Published: 24 July 2008

Abstract

Background

After 10-year-use of AFLP (Amplified Fragment Length Polymorphism) technology for DNA fingerprinting and mRNA profiling, large repertories of genome- and transcriptome-derived sequences are available in public databases for model, crop and tree species. AFLP marker systems have been and are being extensively exploited for genome scanning and gene mapping, as well as cDNA-AFLP for transcriptome profiling and differentially expressed gene cloning. The evaluation, annotation and classification of genomic markers and expressed transcripts would be of great utility for both functional genomics and systems biology research in plants. This may be achieved by means of the Gene Ontology (GO), consisting in three structured vocabularies (i.e. ontologies) describing genes, transcripts and proteins of any organism in terms of their associated cellular component, biological process and molecular function in a species-independent manner. In this paper, the functional annotation of about 8,000 AFLP-derived ESTs retrieved in the NCBI databases was carried out by using GO terminology.

Results

Descriptive statistics on the type, size and nature of gene sequences obtained by means of AFLP technology were calculated.
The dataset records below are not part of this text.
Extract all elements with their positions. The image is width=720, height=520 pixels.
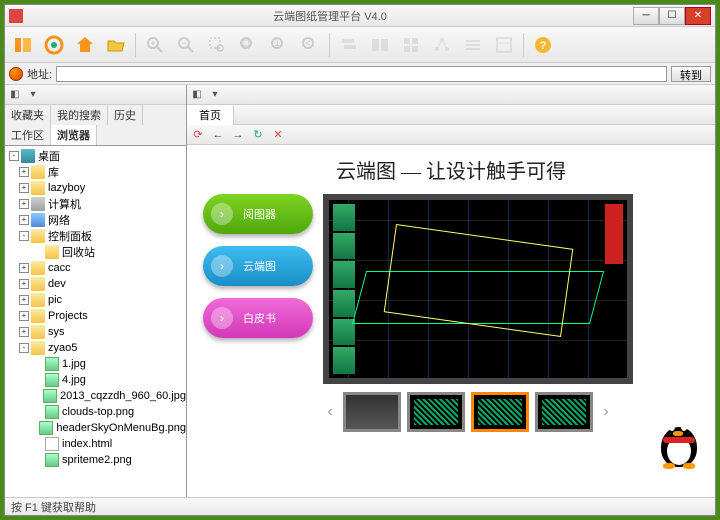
compare-button[interactable] [366,31,394,59]
status-text: 按 F1 键获取帮助 [11,499,96,515]
thumbnail[interactable] [535,392,593,432]
address-bar: 地址: 转到 [5,63,715,85]
tree-node[interactable]: +库 [5,164,186,180]
zoom-fit-button[interactable] [234,31,262,59]
chevron-right-icon: › [211,255,233,277]
cad-preview [323,194,633,384]
tab-homepage[interactable]: 首页 [187,105,234,125]
tree-node[interactable]: +cacc [5,260,186,276]
content-menu-icon[interactable]: ▾ [207,87,223,103]
browser-toolbar: ⟳ ← → ↻ ✕ [187,125,715,145]
tree-node[interactable]: -控制面板 [5,228,186,244]
back-icon[interactable]: ← [211,128,225,142]
viewer-button[interactable]: ›阅图器 [203,194,313,234]
chevron-right-icon: › [211,203,233,225]
tab-workspace[interactable]: 工作区 [5,125,51,145]
browser-button[interactable] [40,31,68,59]
app-window: 云端图纸管理平台 V4.0 ─ ☐ ✕ 1 ? 地址: 转到 [4,4,716,516]
network-button[interactable] [428,31,456,59]
zoom-region-button[interactable] [203,31,231,59]
tree-node[interactable]: +Projects [5,308,186,324]
content-pin-icon[interactable]: ◧ [189,87,205,103]
svg-text:1: 1 [274,37,280,49]
main-toolbar: 1 ? [5,27,715,63]
whitepaper-button[interactable]: ›白皮书 [203,298,313,338]
tree-node[interactable]: 4.jpg [5,372,186,388]
app-icon [9,9,23,23]
grid-button[interactable] [397,31,425,59]
tab-favorites[interactable]: 收藏夹 [5,105,51,125]
zoom-in-button[interactable] [141,31,169,59]
refresh-icon[interactable]: ↻ [251,128,265,142]
go-button[interactable]: 转到 [671,66,711,82]
thumb-next-icon[interactable]: › [599,403,613,421]
chevron-right-icon: › [211,307,233,329]
help-button[interactable]: ? [529,31,557,59]
thumb-prev-icon[interactable]: ‹ [323,403,337,421]
open-button[interactable] [102,31,130,59]
tree-node[interactable]: headerSkyOnMenuBg.png [5,420,186,436]
file-tree[interactable]: -桌面+库+lazyboy+计算机+网络-控制面板 回收站+cacc+dev+p… [5,146,186,497]
minimize-button[interactable]: ─ [633,7,659,25]
thumbnail-strip: ‹ › [323,392,699,432]
home-button[interactable] [71,31,99,59]
tab-browser[interactable]: 浏览器 [51,125,97,145]
tree-node[interactable]: +dev [5,276,186,292]
zoom-actual-button[interactable]: 1 [265,31,293,59]
page-content: 云端图 — 让设计触手可得 ›阅图器 ›云端图 ›白皮书 [187,145,715,497]
qq-icon[interactable] [655,415,703,467]
address-input[interactable] [56,66,667,82]
panel-button[interactable] [490,31,518,59]
tree-root[interactable]: -桌面 [5,148,186,164]
thumbnail[interactable] [343,392,401,432]
address-label: 地址: [27,66,52,82]
zoom-out-button[interactable] [172,31,200,59]
titlebar: 云端图纸管理平台 V4.0 ─ ☐ ✕ [5,5,715,27]
tree-node[interactable]: -zyao5 [5,340,186,356]
svg-text:?: ? [540,40,547,52]
tree-node[interactable]: 回收站 [5,244,186,260]
content-area: ◧ ▾ 首页 ⟳ ← → ↻ ✕ 云端图 — 让设计触手可得 ›阅图器 ›云端图 [187,85,715,497]
tree-node[interactable]: +网络 [5,212,186,228]
tree-node[interactable]: +计算机 [5,196,186,212]
maximize-button[interactable]: ☐ [659,7,685,25]
sidebar-menu-icon[interactable]: ▾ [25,87,41,103]
status-bar: 按 F1 键获取帮助 [5,497,715,515]
close-button[interactable]: ✕ [685,7,711,25]
sidebar-toolbar: ◧ ▾ [5,85,186,105]
thumbnail[interactable] [471,392,529,432]
sidebar-toggle-button[interactable] [9,31,37,59]
forward-icon[interactable]: → [231,128,245,142]
lines-button[interactable] [459,31,487,59]
thumbnail[interactable] [407,392,465,432]
tree-node[interactable]: 1.jpg [5,356,186,372]
reload-icon[interactable]: ⟳ [191,128,205,142]
tree-node[interactable]: +pic [5,292,186,308]
tab-mysearch[interactable]: 我的搜索 [51,105,108,125]
cloud-button[interactable]: ›云端图 [203,246,313,286]
content-toolbar: ◧ ▾ [187,85,715,105]
tree-node[interactable]: spriteme2.png [5,452,186,468]
tree-node[interactable]: clouds-top.png [5,404,186,420]
tree-node[interactable]: index.html [5,436,186,452]
sidebar-tabs: 收藏夹 我的搜索 历史 工作区 浏览器 [5,105,186,146]
page-headline: 云端图 — 让设计触手可得 [203,155,699,184]
tree-node[interactable]: +sys [5,324,186,340]
sidebar-pin-icon[interactable]: ◧ [7,87,23,103]
tree-node[interactable]: +lazyboy [5,180,186,196]
layers-button[interactable] [335,31,363,59]
cancel-icon[interactable]: ✕ [271,128,285,142]
sidebar: ◧ ▾ 收藏夹 我的搜索 历史 工作区 浏览器 -桌面+库+lazyboy+计算… [5,85,187,497]
tab-history[interactable]: 历史 [108,105,143,125]
tree-node[interactable]: 2013_cqzzdh_960_60.jpg [5,388,186,404]
stop-icon[interactable] [9,67,23,81]
window-title: 云端图纸管理平台 V4.0 [27,8,633,24]
content-tabs: 首页 [187,105,715,125]
zoom-prev-button[interactable] [296,31,324,59]
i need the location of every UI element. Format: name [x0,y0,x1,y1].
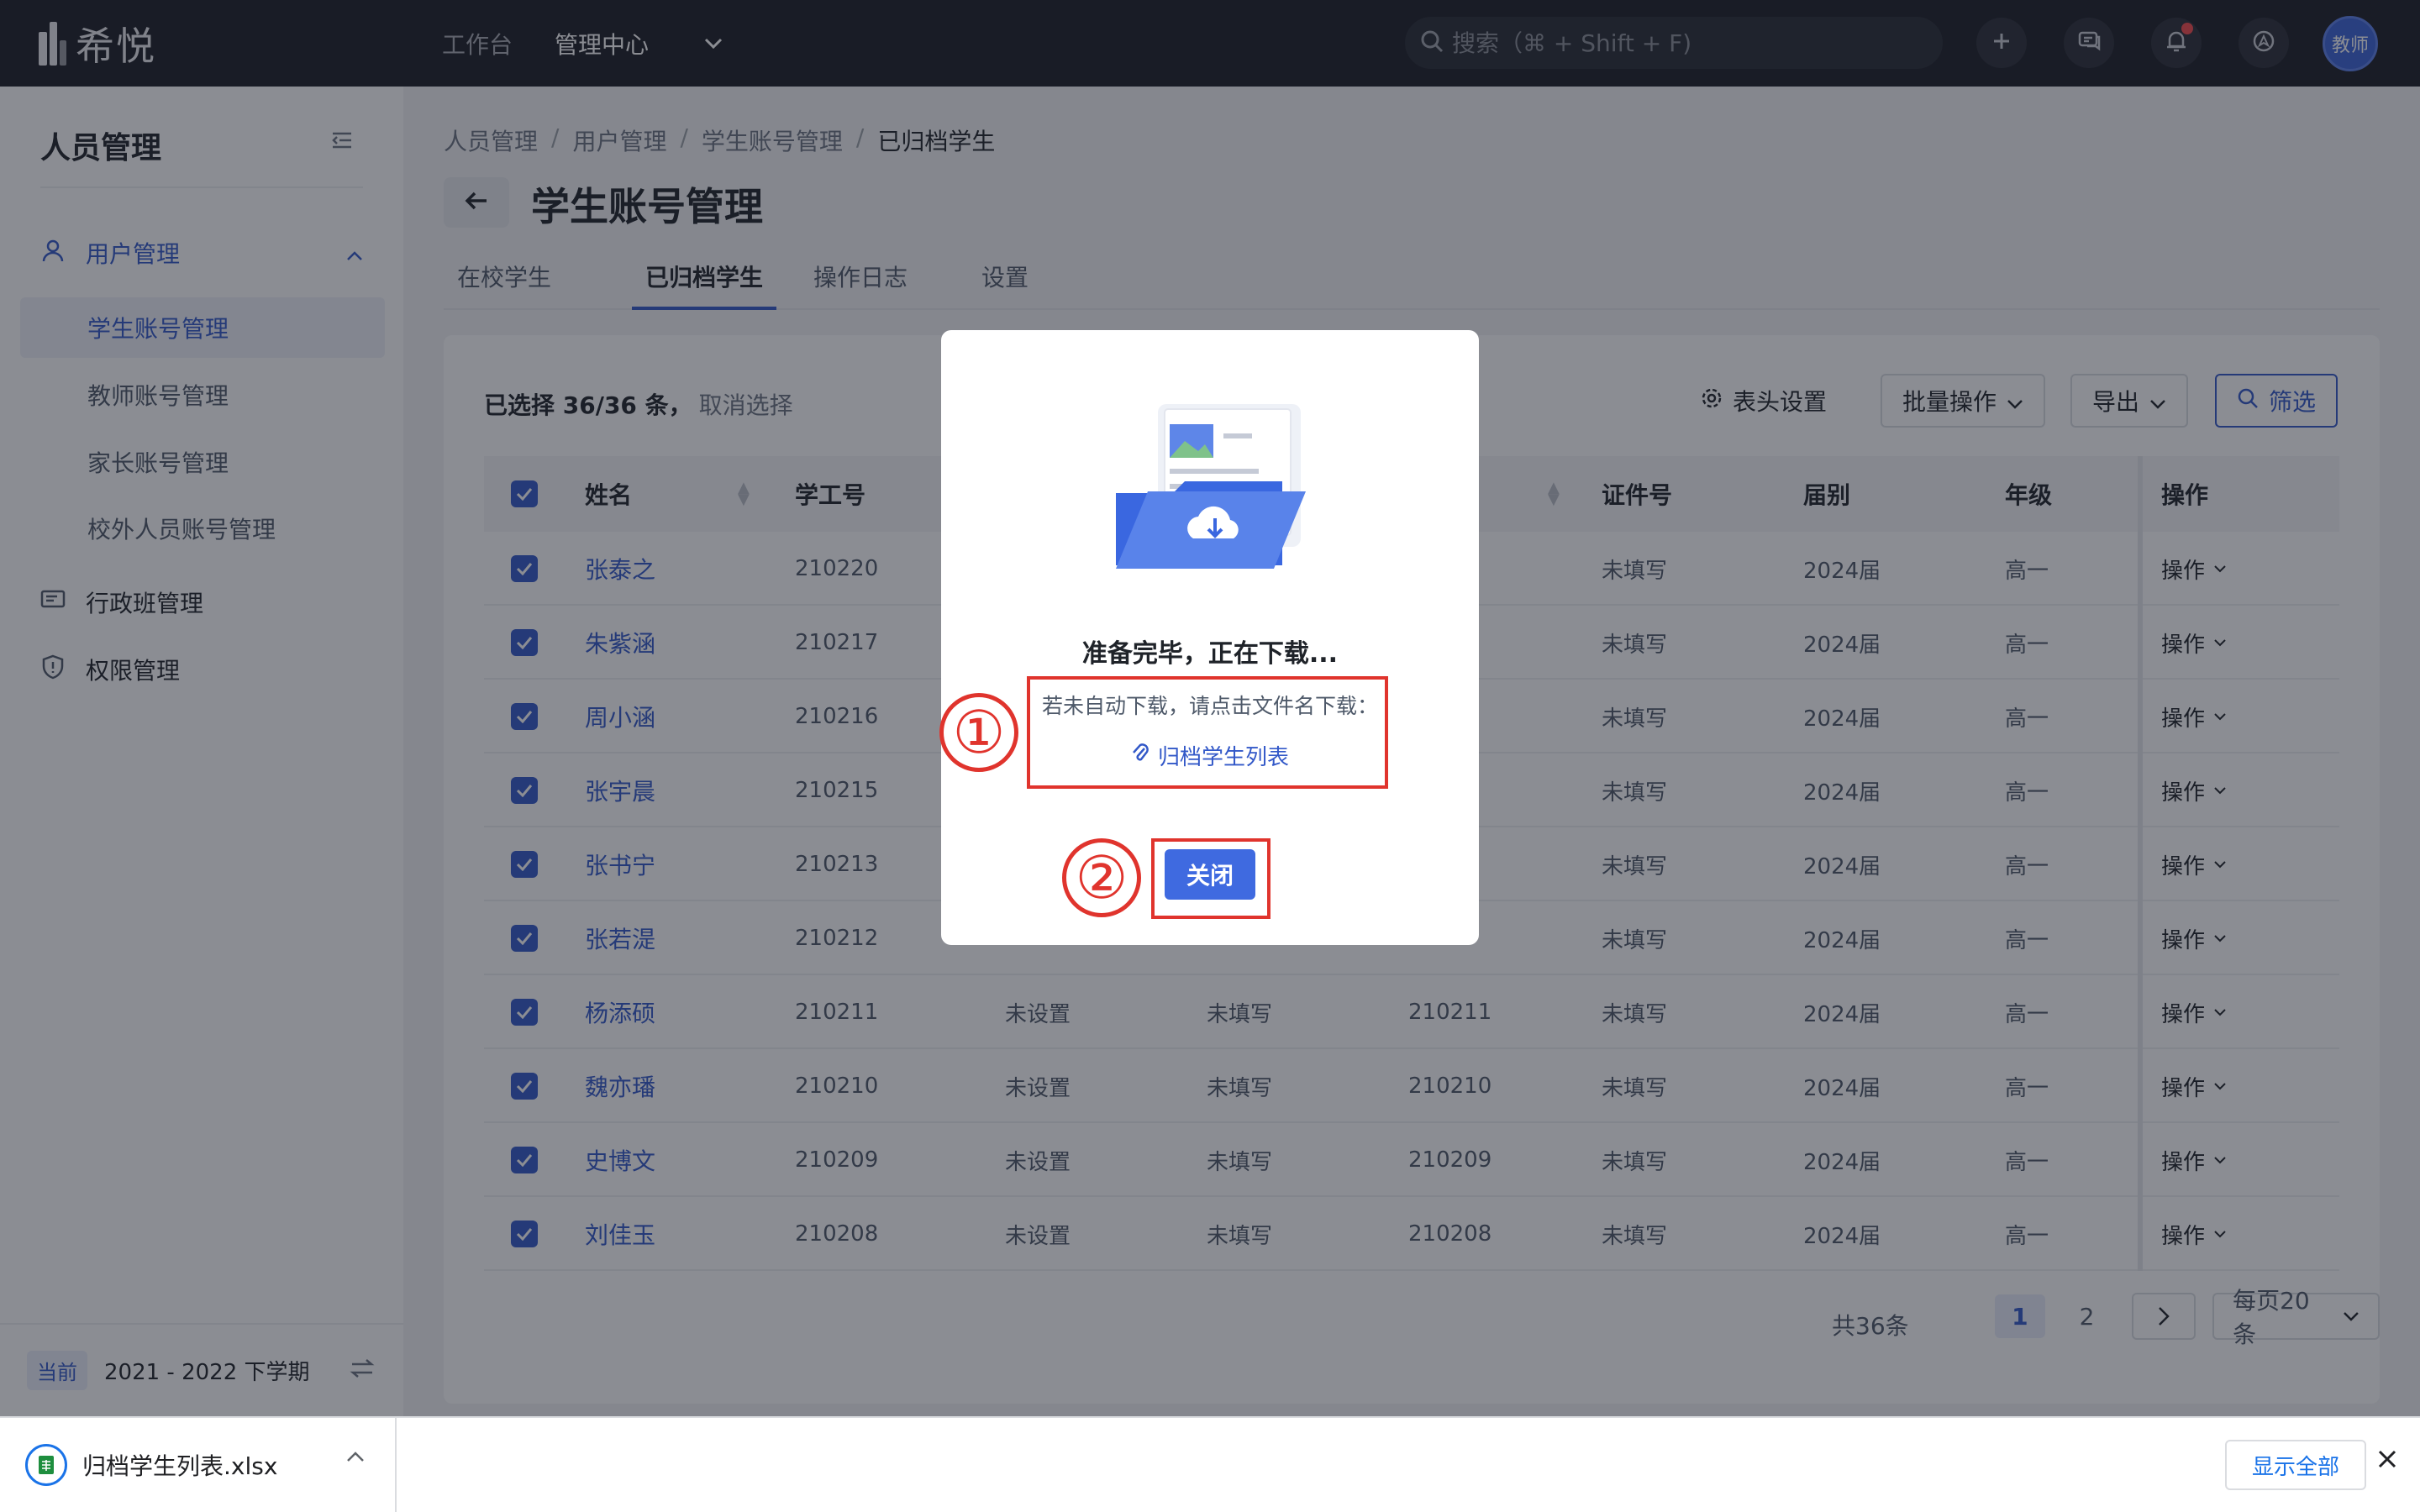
annotation-box-1 [1027,676,1388,789]
download-item[interactable]: 归档学生列表.xlsx [0,1418,397,1512]
chevron-up-icon[interactable] [346,1450,365,1466]
annotation-number-2: ② [1062,838,1141,917]
show-all-button[interactable]: 显示全部 [2225,1440,2367,1490]
annotation-number-1: ① [939,693,1018,772]
download-bar: 归档学生列表.xlsx 显示全部 [0,1416,2420,1512]
modal-title: 准备完毕，正在下载... [1081,639,1339,669]
annotation-box-2 [1151,838,1270,919]
download-file-name: 归档学生列表.xlsx [82,1452,278,1480]
spreadsheet-file-icon [25,1444,67,1486]
close-icon[interactable] [2376,1448,2398,1473]
download-folder-illustration [1114,401,1307,572]
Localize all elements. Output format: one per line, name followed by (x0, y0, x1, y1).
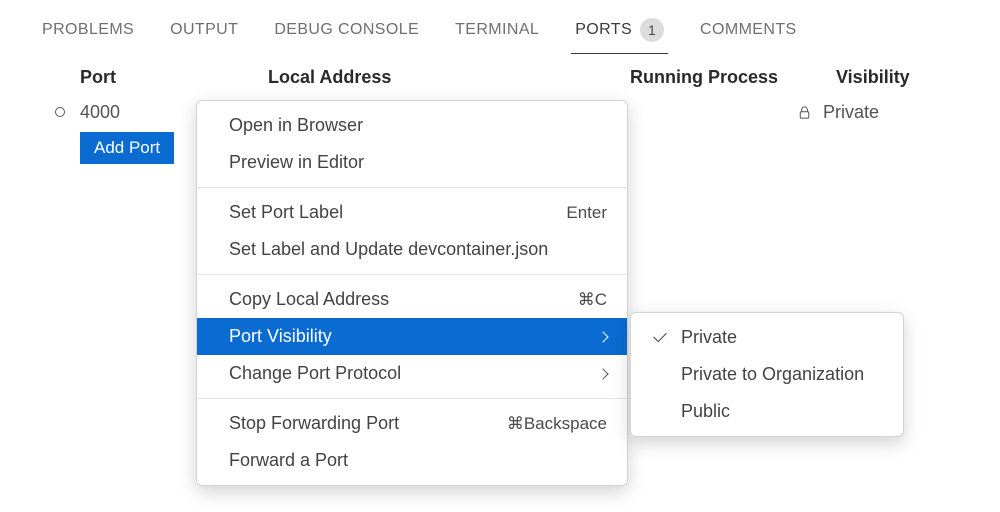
ports-count-badge: 1 (640, 18, 664, 42)
menu-copy-local-address[interactable]: Copy Local Address ⌘C (197, 281, 627, 318)
tab-debug-console[interactable]: DEBUG CONSOLE (270, 8, 423, 54)
header-port: Port (80, 67, 268, 88)
menu-port-visibility[interactable]: Port Visibility (197, 318, 627, 355)
visibility-submenu: Private Private to Organization Public (630, 312, 904, 437)
kbd-cmd-backspace: ⌘Backspace (507, 414, 607, 434)
tab-comments[interactable]: COMMENTS (696, 8, 801, 54)
visibility-value: Private (823, 102, 879, 123)
context-menu: Open in Browser Preview in Editor Set Po… (196, 100, 628, 486)
tab-output[interactable]: OUTPUT (166, 8, 242, 54)
header-running-process: Running Process (630, 67, 836, 88)
submenu-private-to-org[interactable]: Private to Organization (631, 356, 903, 393)
header-local-address: Local Address (268, 67, 630, 88)
tab-ports-label: PORTS (575, 21, 632, 39)
kbd-cmd-c: ⌘C (578, 290, 607, 310)
menu-stop-forwarding[interactable]: Stop Forwarding Port ⌘Backspace (197, 405, 627, 442)
menu-preview-in-editor[interactable]: Preview in Editor (197, 144, 627, 181)
submenu-public[interactable]: Public (631, 393, 903, 430)
menu-open-in-browser[interactable]: Open in Browser (197, 107, 627, 144)
chevron-right-icon (597, 331, 608, 342)
header-visibility: Visibility (836, 67, 910, 88)
kbd-enter: Enter (566, 203, 607, 223)
menu-change-port-protocol[interactable]: Change Port Protocol (197, 355, 627, 392)
submenu-private[interactable]: Private (631, 319, 903, 356)
menu-forward-a-port[interactable]: Forward a Port (197, 442, 627, 479)
menu-set-label-update-devcontainer[interactable]: Set Label and Update devcontainer.json (197, 231, 627, 268)
panel-tabs: PROBLEMS OUTPUT DEBUG CONSOLE TERMINAL P… (0, 0, 1000, 55)
tab-problems[interactable]: PROBLEMS (38, 8, 138, 54)
port-status-icon (40, 107, 80, 117)
lock-icon (796, 104, 813, 121)
chevron-right-icon (597, 368, 608, 379)
add-port-button[interactable]: Add Port (80, 132, 174, 164)
ports-headers: Port Local Address Running Process Visib… (0, 55, 1000, 96)
tab-terminal[interactable]: TERMINAL (451, 8, 543, 54)
check-icon (649, 336, 671, 339)
menu-set-port-label[interactable]: Set Port Label Enter (197, 194, 627, 231)
tab-ports[interactable]: PORTS 1 (571, 8, 668, 54)
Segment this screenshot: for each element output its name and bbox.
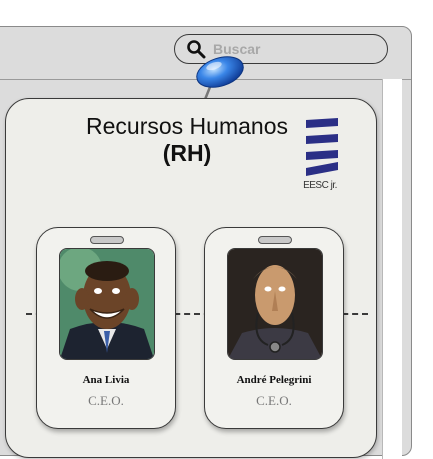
push-pin-icon: [196, 56, 244, 104]
employee-card[interactable]: Ana Livia C.E.O.: [36, 227, 176, 429]
employee-photo: [227, 248, 323, 360]
content-scroll-area[interactable]: [382, 79, 402, 459]
employee-card[interactable]: André Pelegrini C.E.O.: [204, 227, 344, 429]
badge-slot: [90, 236, 124, 244]
badge-slot: [258, 236, 292, 244]
employee-name: André Pelegrini: [236, 374, 312, 386]
logo-caption: EESC jr.: [303, 180, 337, 191]
employee-role: C.E.O.: [88, 393, 124, 408]
employee-name: Ana Livia: [82, 374, 130, 386]
employee-photo: [59, 248, 155, 360]
title-line-2: (RH): [162, 140, 212, 166]
employee-role: C.E.O.: [256, 393, 292, 408]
The gene products associated with mRNA transcripts were then classified according to the three main GO vocabularies. A comparison of the functional content of cDNA-AFLP records was also performed by splitting the sequence dataset into monocots and dicots and by comparing them to all annotated ESTs of Arabidopsis and rice, respectively. On the whole, the statistical parameters adopted for the in silico AFLP-derived transcriptome-anchored sequence analysis proved to be critical for obtaining reliable GO results. Such an exhaustive annotation may offer a suitable platform for functional genomics, particularly useful in non-model species.

Conclusion

Reliable GO annotations of AFLP-derived sequences can be gathered through the optimization of the experimental steps and the statistical parameters adopted. The Blast2GO software was shown to represent a comprehensive bioinformatics solution for an annotation-based functional analysis. According to the whole set of GO annotations, the AFLP technology generates thorough information for angiosperm gene products and shares common features across angiosperm species and families. The utility of this technology for structural and functional genomics in plants can be implemented by serial annotation analyses of genome-anchored fragments and organ/tissue-specific repertories of transcriptome-derived fragments.